Monday, Jul. 30, 1951
Discs from Hong Kong
In the teashops of lower Manhattan's picturesque Chinatown, clusters of approving residents listened last week to a novel disc-jockey show, broadcast in Chinese on WHOM's FM band. The radio voice, announcing numbers, conducting interviews and reading news summaries, was that of a young (28) housewife, Louie Rang. The records, mostly imported from Hong Kong, included Westernized Chinese pop tunes (Rose, Rose, I Love You) as well as the high-pitched metallic native songs of the country.
WHOM, busiest foreign-language station in the U.S., has broadcast shows in 12 tongues, including Swiss-German and Ukrainian, but until this summer New York's 50,000 Chinese residents had never had a regular show in their own language. The idea was dreamed up by Kang's husband, Louie Chu, proprietor of a small radio and miscellany shop on Bayard Street in Chinatown, and his friend Lyle Stuart, a novelist (God Wears a Bow Tie).

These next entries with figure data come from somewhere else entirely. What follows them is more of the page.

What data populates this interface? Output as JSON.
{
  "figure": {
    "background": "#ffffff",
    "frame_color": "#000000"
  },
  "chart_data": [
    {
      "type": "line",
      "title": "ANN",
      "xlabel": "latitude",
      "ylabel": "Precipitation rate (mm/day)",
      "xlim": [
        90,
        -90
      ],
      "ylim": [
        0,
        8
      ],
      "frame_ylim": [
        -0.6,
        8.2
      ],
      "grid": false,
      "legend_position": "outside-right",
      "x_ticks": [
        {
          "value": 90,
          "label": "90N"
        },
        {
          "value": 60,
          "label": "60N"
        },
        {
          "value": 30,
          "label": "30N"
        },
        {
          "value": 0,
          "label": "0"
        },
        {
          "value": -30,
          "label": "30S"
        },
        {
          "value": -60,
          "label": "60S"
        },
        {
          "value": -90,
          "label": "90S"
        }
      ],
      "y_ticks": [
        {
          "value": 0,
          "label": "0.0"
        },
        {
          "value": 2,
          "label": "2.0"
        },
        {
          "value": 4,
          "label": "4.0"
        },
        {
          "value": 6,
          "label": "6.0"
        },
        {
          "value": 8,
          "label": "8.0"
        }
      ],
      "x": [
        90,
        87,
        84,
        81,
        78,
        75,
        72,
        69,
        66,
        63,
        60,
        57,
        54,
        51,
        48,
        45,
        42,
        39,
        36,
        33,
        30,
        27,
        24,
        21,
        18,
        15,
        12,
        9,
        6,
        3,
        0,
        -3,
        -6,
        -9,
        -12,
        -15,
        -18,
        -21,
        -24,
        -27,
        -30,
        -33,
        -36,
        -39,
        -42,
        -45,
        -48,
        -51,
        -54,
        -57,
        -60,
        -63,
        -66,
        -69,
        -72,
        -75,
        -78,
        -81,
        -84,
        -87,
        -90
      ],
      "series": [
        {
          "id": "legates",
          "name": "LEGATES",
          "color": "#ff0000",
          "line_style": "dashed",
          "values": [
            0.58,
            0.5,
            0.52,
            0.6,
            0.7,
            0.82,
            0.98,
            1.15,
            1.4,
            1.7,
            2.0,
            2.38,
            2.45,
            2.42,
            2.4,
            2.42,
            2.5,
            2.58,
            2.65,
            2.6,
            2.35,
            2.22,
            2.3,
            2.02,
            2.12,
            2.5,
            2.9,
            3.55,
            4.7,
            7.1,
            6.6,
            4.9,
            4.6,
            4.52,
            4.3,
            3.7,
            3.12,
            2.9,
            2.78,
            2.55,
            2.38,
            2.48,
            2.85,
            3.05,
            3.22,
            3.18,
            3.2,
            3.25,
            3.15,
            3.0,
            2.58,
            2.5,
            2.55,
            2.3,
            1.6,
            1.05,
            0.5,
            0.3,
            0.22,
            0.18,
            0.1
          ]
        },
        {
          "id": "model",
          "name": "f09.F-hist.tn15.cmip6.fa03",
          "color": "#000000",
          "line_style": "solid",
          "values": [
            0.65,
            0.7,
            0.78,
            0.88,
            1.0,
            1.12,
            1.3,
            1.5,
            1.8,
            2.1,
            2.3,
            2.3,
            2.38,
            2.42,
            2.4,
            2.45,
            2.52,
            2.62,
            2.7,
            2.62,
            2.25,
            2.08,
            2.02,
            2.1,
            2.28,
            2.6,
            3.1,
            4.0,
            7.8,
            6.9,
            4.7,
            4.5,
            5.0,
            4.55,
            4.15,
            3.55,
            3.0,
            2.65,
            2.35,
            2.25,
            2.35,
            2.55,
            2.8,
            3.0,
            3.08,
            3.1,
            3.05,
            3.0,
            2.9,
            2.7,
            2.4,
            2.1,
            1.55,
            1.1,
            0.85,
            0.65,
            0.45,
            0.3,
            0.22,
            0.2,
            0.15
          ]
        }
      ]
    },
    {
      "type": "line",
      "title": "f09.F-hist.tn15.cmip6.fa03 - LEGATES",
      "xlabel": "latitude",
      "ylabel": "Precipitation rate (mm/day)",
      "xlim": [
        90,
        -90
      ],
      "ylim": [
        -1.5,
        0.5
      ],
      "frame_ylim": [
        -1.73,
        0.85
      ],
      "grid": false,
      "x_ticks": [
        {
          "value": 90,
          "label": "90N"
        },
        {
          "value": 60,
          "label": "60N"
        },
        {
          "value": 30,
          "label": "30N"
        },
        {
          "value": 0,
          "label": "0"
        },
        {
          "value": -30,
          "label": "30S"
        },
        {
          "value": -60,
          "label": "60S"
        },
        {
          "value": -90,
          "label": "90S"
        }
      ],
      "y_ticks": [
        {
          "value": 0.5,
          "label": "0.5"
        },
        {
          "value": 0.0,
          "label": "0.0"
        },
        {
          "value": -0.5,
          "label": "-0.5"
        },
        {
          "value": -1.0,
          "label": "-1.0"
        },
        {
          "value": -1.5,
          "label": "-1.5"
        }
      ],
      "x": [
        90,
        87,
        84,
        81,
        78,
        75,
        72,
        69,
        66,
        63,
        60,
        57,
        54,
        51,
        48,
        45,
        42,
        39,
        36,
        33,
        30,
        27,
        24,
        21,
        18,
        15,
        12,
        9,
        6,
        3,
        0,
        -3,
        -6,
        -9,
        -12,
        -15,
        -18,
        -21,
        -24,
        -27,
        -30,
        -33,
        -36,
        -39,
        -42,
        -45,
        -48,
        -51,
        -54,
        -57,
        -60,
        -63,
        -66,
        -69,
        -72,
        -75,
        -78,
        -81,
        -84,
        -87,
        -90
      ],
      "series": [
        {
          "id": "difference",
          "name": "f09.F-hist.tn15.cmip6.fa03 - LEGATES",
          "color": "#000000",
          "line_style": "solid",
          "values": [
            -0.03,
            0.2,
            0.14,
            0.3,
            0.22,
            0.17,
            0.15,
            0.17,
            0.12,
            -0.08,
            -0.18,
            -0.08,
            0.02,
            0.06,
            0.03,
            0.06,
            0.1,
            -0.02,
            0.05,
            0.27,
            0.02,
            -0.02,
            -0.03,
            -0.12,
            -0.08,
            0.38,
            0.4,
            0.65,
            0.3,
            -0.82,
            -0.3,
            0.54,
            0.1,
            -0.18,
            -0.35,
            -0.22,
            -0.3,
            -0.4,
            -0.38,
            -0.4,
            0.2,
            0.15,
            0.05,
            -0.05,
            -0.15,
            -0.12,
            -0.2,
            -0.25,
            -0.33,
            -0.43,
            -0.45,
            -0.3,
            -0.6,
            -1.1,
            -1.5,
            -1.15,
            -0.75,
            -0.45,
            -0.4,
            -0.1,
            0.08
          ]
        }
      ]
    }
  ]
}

Stuart, once on the staff of Variety, had friends in radio and arranged to get the program a tryout on WHOM. It was launched as a 90-minute, once-a-week show earlier this month, and went over big with its highly specialized audience; Mrs. Louie's first offer to play request numbers kept the studio phone ringing constantly. By last week two sponsors had signed up, others were interested, and the partners were planning to put the program on five days a week beginning in September.
Stuart and Louie turned out the first script, and are still writing them together. After they have done a draft in English, Louie translates it to his wife, who cannot speak English, and she transcribes it into Cantonese, understood by 90% of the Chinatown people.
For Mrs. Louie, the show's expansion may mean giving up some of her quiet life as a Chinese housewife, and becoming a career girl. Her only comment on the program was like nothing ever uttered by a disc jockey before: "I hope that I can do better than I am doing now."